A recent trip to Madrid for the presentation of “Roseta” enlarged my guitar vocabulary in unexpected ways. I made some new friends and came to understand a little better those whom I had always considered to be my polar opposites. I heard for the first time the term “the Granada syndrome”, apparently coined by Lesure while writing about Debussy. It refers to the attribution of romantic longing to this admittedly romantic, moorish oriental city. In Debussy’s case without ever having visited. You can read more about this in Lesure’s “Le syndrome de Grenade” or in the article by Angelo Gilardino, “Andrés Segovia: Paradigma de una identidad” in the latest Roseta journal. As always, Gilardino’s writing is beautiful and insightful. Later in the evening, the sort of guitar-maker I am familiar with (artesano) was referred to as a “guitarrero de portal” meaning that they work with a view of the street or in view of the street. The alternative of course being a larger operation with someone out front to deal with the public. I have to assume that no offense was intended (and none taken) but the distinction was made to imply that the larger operation is a very serious affair. I often make the same distinction to highlight the quality and dedication of the artisan. Not surprising I guess that we each defend the particular model that we have chosen.
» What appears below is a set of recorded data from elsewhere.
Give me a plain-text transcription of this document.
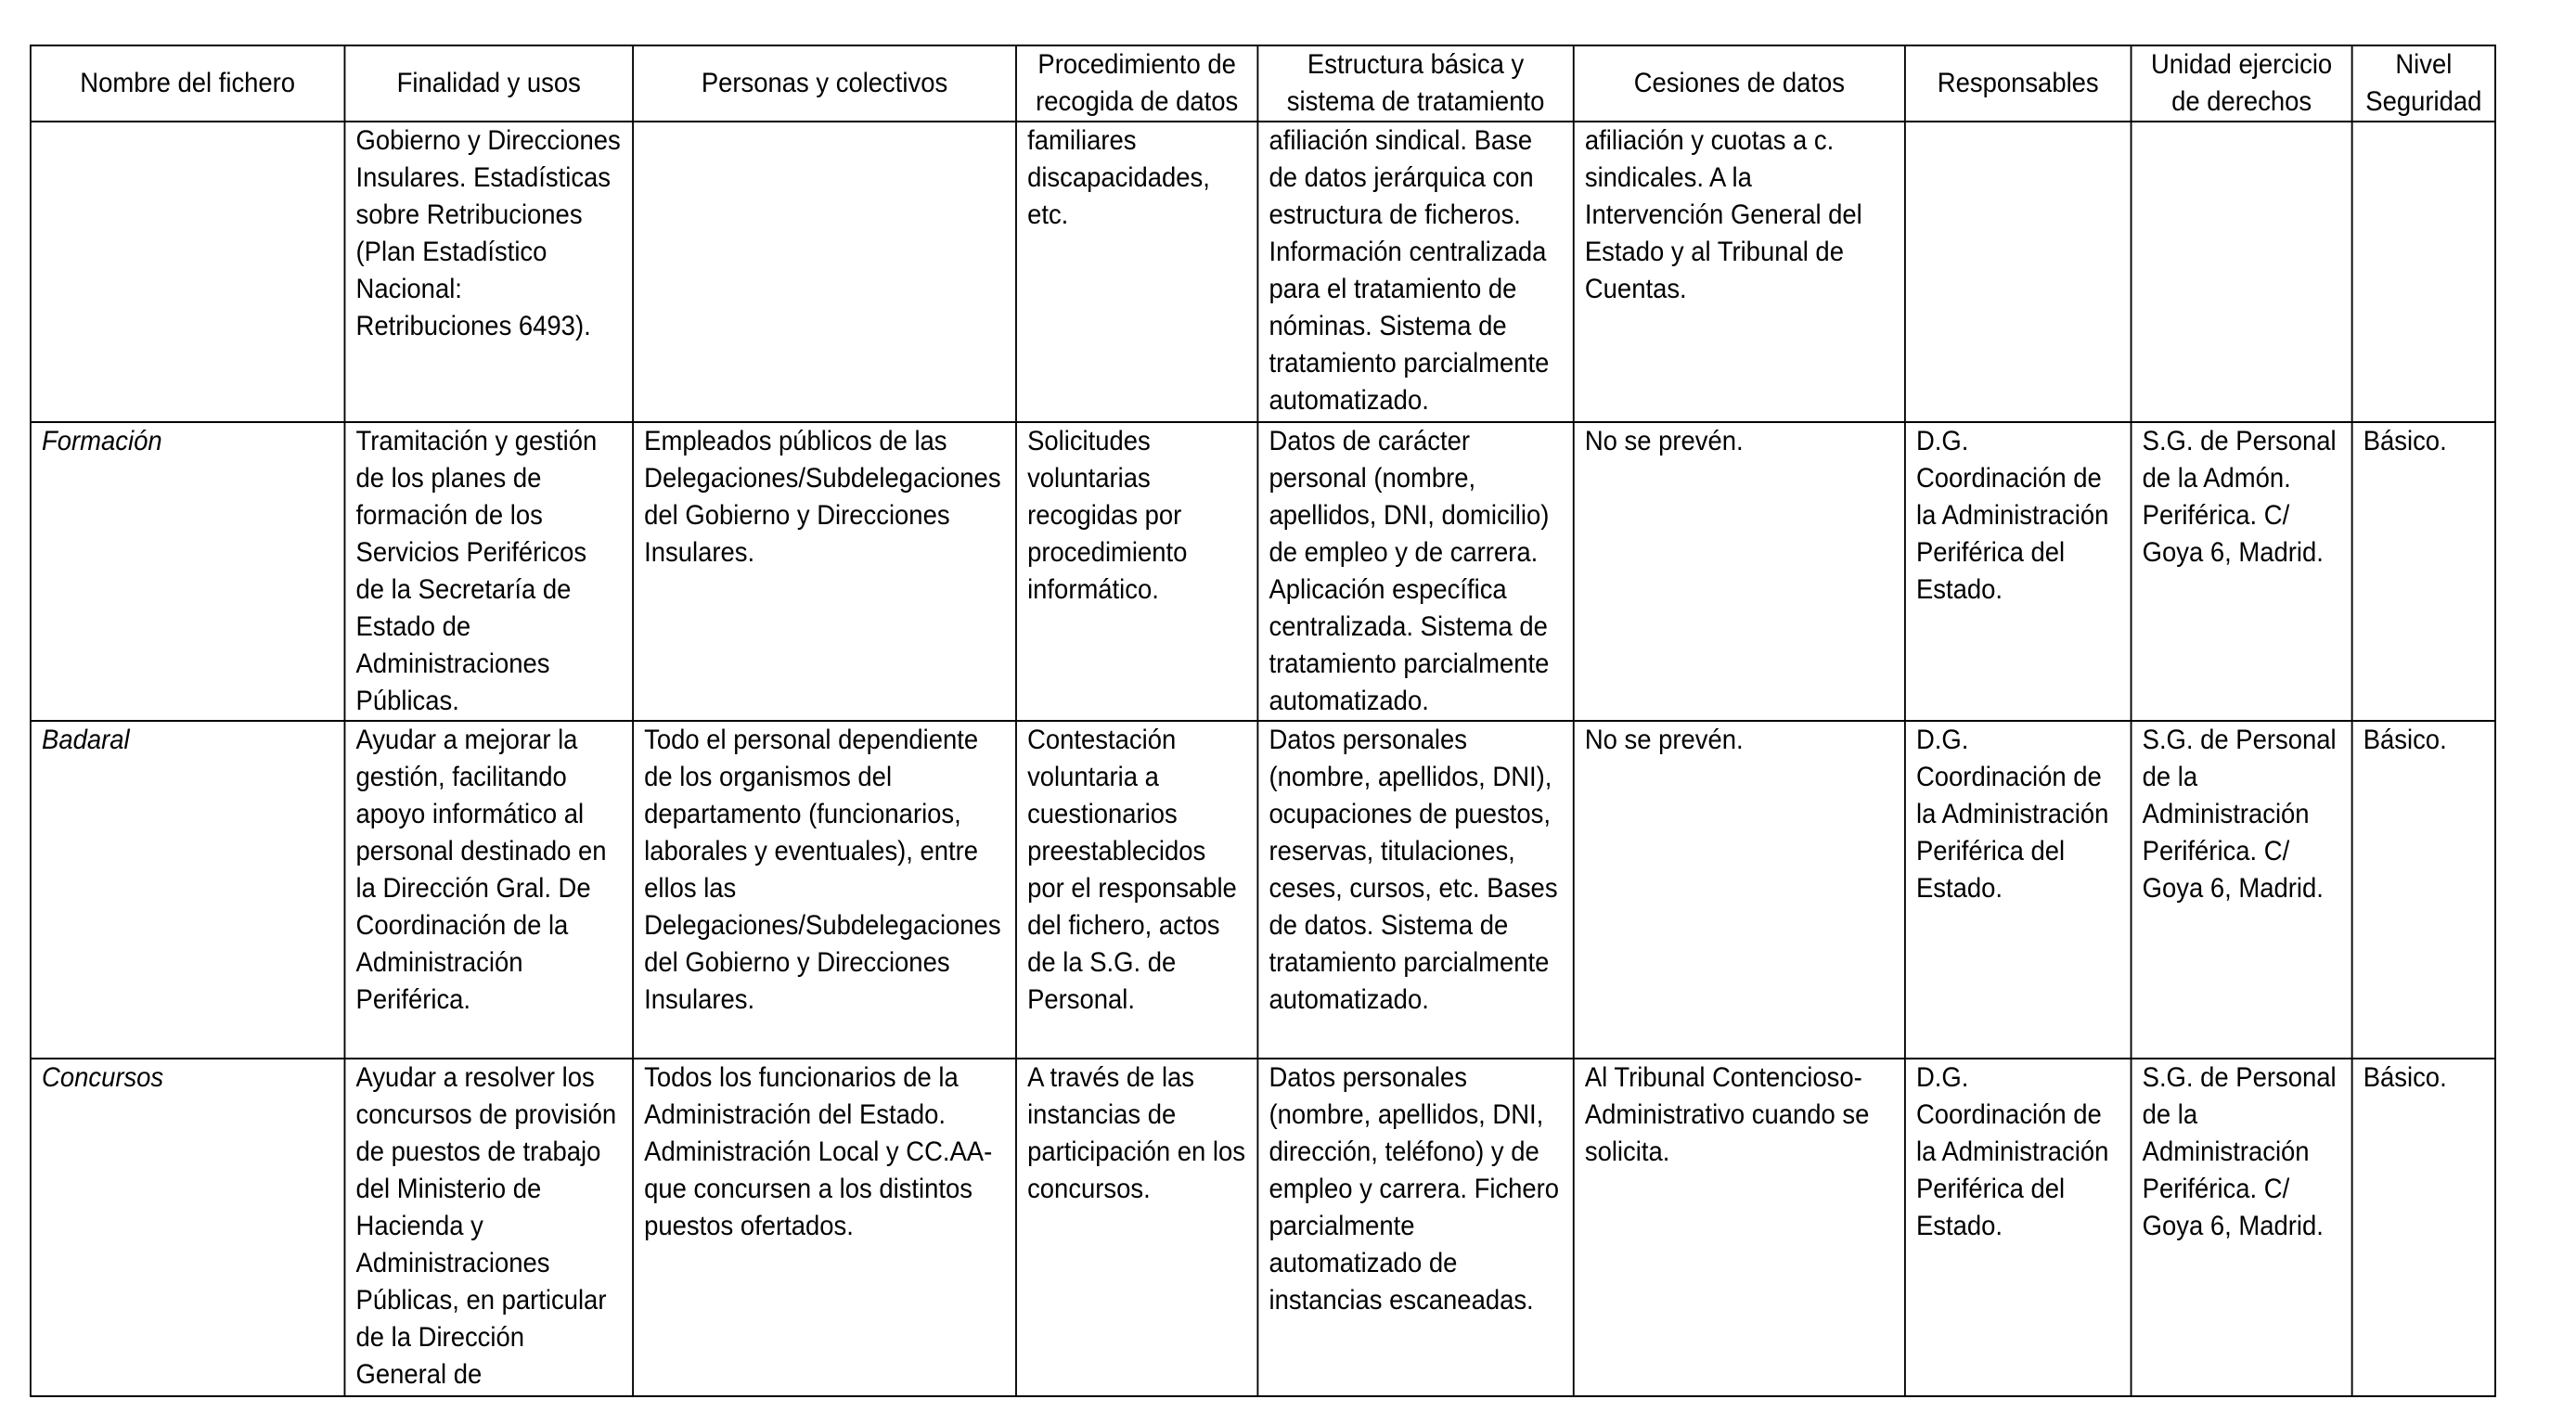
Nombre del fichero	Finalidad y usos	Personas y colectivos	Procedimiento de
recogida de datos	Estructura básica y
sistema de tratamiento	Cesiones de datos	Responsables	Unidad ejercicio
de derechos	Nivel
Seguridad

	Gobierno y Direcciones Insulares. Estadísticas sobre Retribuciones (Plan Estadístico Nacional: Retribuciones 6493).		familiares discapacidades, etc.	afiliación sindical. Base de datos jerárquica con estructura de ficheros. Información centralizada para el tratamiento de nóminas. Sistema de tratamiento parcialmente automatizado.	afiliación y cuotas a c. sindicales. A la Intervención General del Estado y al Tribunal de Cuentas.			

Formación	Tramitación y gestión de los planes de formación de los Servicios Periféricos de la Secretaría de Estado de Administraciones Públicas.	Empleados públicos de las Delegaciones/Subdelegaciones del Gobierno y Direcciones Insulares.	Solicitudes voluntarias recogidas por procedimiento informático.	Datos de carácter personal (nombre, apellidos, DNI, domicilio) de empleo y de carrera. Aplicación específica centralizada. Sistema de tratamiento parcialmente automatizado.	No se prevén.	D.G. Coordinación de la Administración Periférica del Estado.	S.G. de Personal de la Admón. Periférica. C/ Goya 6, Madrid.	Básico.

Badaral	Ayudar a mejorar la gestión, facilitando apoyo informático al personal destinado en la Dirección Gral. De Coordinación de la Administración Periférica.	Todo el personal dependiente de los organismos del departamento (funcionarios, laborales y eventuales), entre ellos las Delegaciones/Subdelegaciones del Gobierno y Direcciones Insulares.	Contestación voluntaria a cuestionarios preestablecidos por el responsable del fichero, actos de la S.G. de Personal.	Datos personales (nombre, apellidos, DNI), ocupaciones de puestos, reservas, titulaciones, ceses, cursos, etc. Bases de datos. Sistema de tratamiento parcialmente automatizado.	No se prevén.	D.G. Coordinación de la Administración Periférica del Estado.	S.G. de Personal de la Administración Periférica. C/ Goya 6, Madrid.	Básico.

Concursos	Ayudar a resolver los concursos de provisión de puestos de trabajo del Ministerio de Hacienda y Administraciones Públicas, en particular de la Dirección General de	Todos los funcionarios de la Administración del Estado. Administración Local y CC.AA- que concursen a los distintos puestos ofertados.	A través de las instancias de participación en los concursos.	Datos personales (nombre, apellidos, DNI, dirección, teléfono) y de empleo y carrera. Fichero parcialmente automatizado de instancias escaneadas.	Al Tribunal Contencioso-Administrativo cuando se solicita.	D.G. Coordinación de la Administración Periférica del Estado.	S.G. de Personal de la Administración Periférica. C/ Goya 6, Madrid.	Básico.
As the night “poured” on and conversation turned inevitably lighter I heard the term “New Madrid school of guitar-makers”. Nothing strange in that but when I was told that, in the opinion of my drinking companion, it is made up of a Swiss man, a Korean woman and a Catalonian I wondered how the others in town might react. The references made were to Leonard Plattner, Yunah Park and Elías Bonet. I have seen guitars made by two of these makers and have heard great things about all of them. Without a doubt, they come from a place of tradition and respect for the guitar and share a desire to improve both the guitar and the Madrid school. More power to them. I got some very negative feedback when I published an article here praising the first foreigners to take up guitar-making in Granada so maybe this too will get some negative attention.
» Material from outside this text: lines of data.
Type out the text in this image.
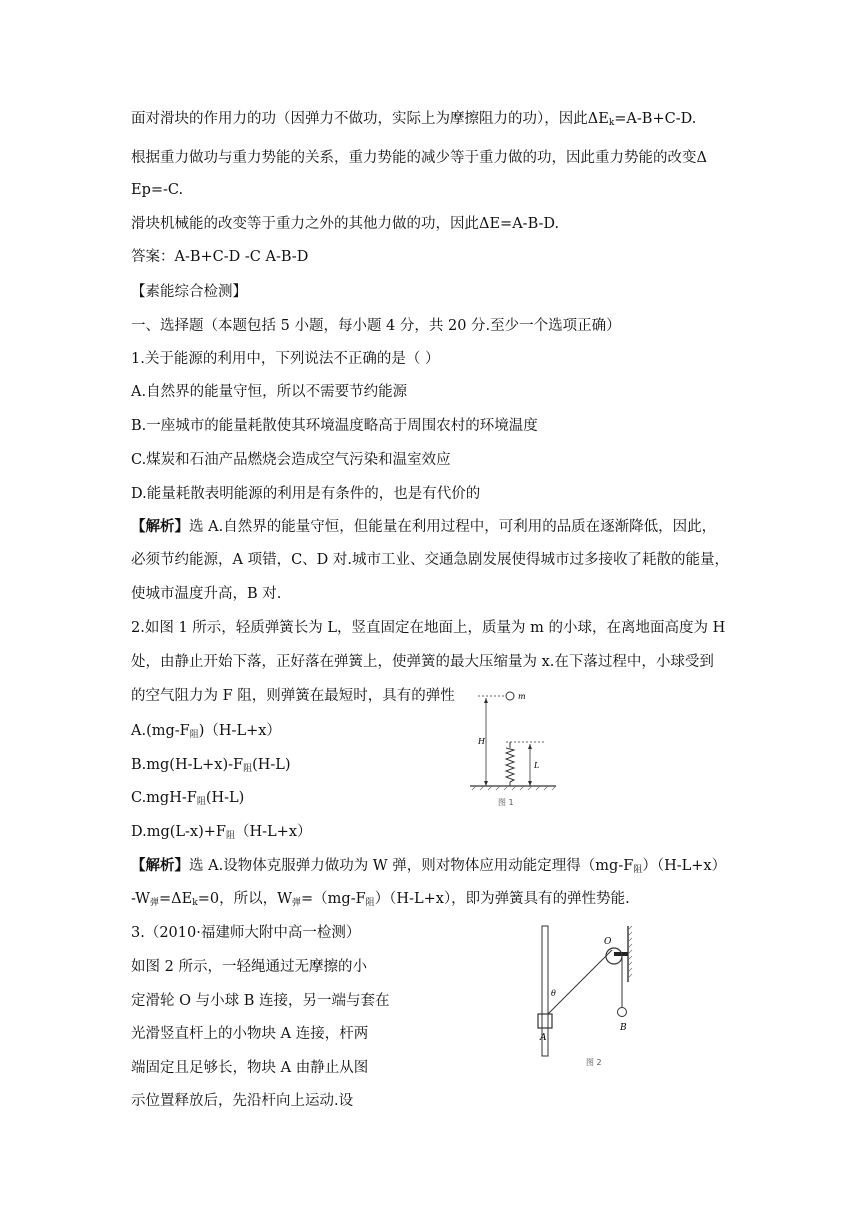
面对滑块的作用力的功（因弹力不做功，实际上为摩擦阻力的功），因此$\Delta E_k=A-B+C-D$.
根据重力做功与重力势能的关系，重力势能的减少等于重力做的功，因此重力势能的改变Δ
Ep=-C.
滑块机械能的改变等于重力之外的其他力做的功，因此ΔE=A-B-D.
答案：A-B+C-D -C A-B-D
【素能综合检测】
一、选择题（本题包括 5 小题，每小题 4 分，共 20 分.至少一个选项正确）
1.关于能源的利用中，下列说法不正确的是（ ）
A.自然界的能量守恒，所以不需要节约能源
B.一座城市的能量耗散使其环境温度略高于周围农村的环境温度
C.煤炭和石油产品燃烧会造成空气污染和温室效应
D.能量耗散表明能源的利用是有条件的，也是有代价的
【解析】选 A.自然界的能量守恒，但能量在利用过程中，可利用的品质在逐渐降低，因此，
必须节约能源，A 项错，C、D 对.城市工业、交通急剧发展使得城市过多接收了耗散的能量，
使城市温度升高，B 对.
2.如图 1 所示，轻质弹簧长为 L，竖直固定在地面上，质量为 m 的小球，在离地面高度为 H
处，由静止开始下落，正好落在弹簧上，使弹簧的最大压缩量为 x.在下落过程中，小球受到
的空气阻力为 F 阻，则弹簧在最短时，具有的弹性
$A.(mg-F_阻)(H-L+x)$
$B.mg(H-L+x)-F_阻(H-L)$
$C.mgH-F_阻(H-L)$
$D.mg(L-x)+F_阻(H-L+x)$
【解析】选 A.设物体克服弹力做功为 W 弹，则对物体应用动能定理得$(mg-F_阻)(H-L+x)$
$-W_弹=\Delta E_k=0$，所以，$W_弹=(mg-F_阻)(H-L+x)$，即为弹簧具有的弹性势能.
3.（2010·福建师大附中高一检测）
如图 2 所示，一轻绳通过无摩擦的小
定滑轮 O 与小球 B 连接，另一端与套在
光滑竖直杆上的小物块 A 连接，杆两
端固定且足够长，物块 A 由静止从图
示位置释放后，先沿杆向上运动.设
m
H
L
图 1
A
θ
O
B
图 2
I had the pleasure of meeting Amalia Ramírez and sharing a drink with her and her nephew Enrique Ramírez. The latest José (Enrique) in an unbroken line of Ramírez is passionate about guitars and interested in every aspect of this six-string world. In answer to a question I posed to Amalia I think the answer is “Yes, he has what it takes”. All that tradition and family history together with a personal committment to the guitar can bring great things. As for Amalia, after our conversation and reading her interview in the latest issue of Roseta, I feel like I understand her much better and can only congratulate her for her success with the family business. There is no doubt as to the fact that it is her success and that the next generation owes her a great debt.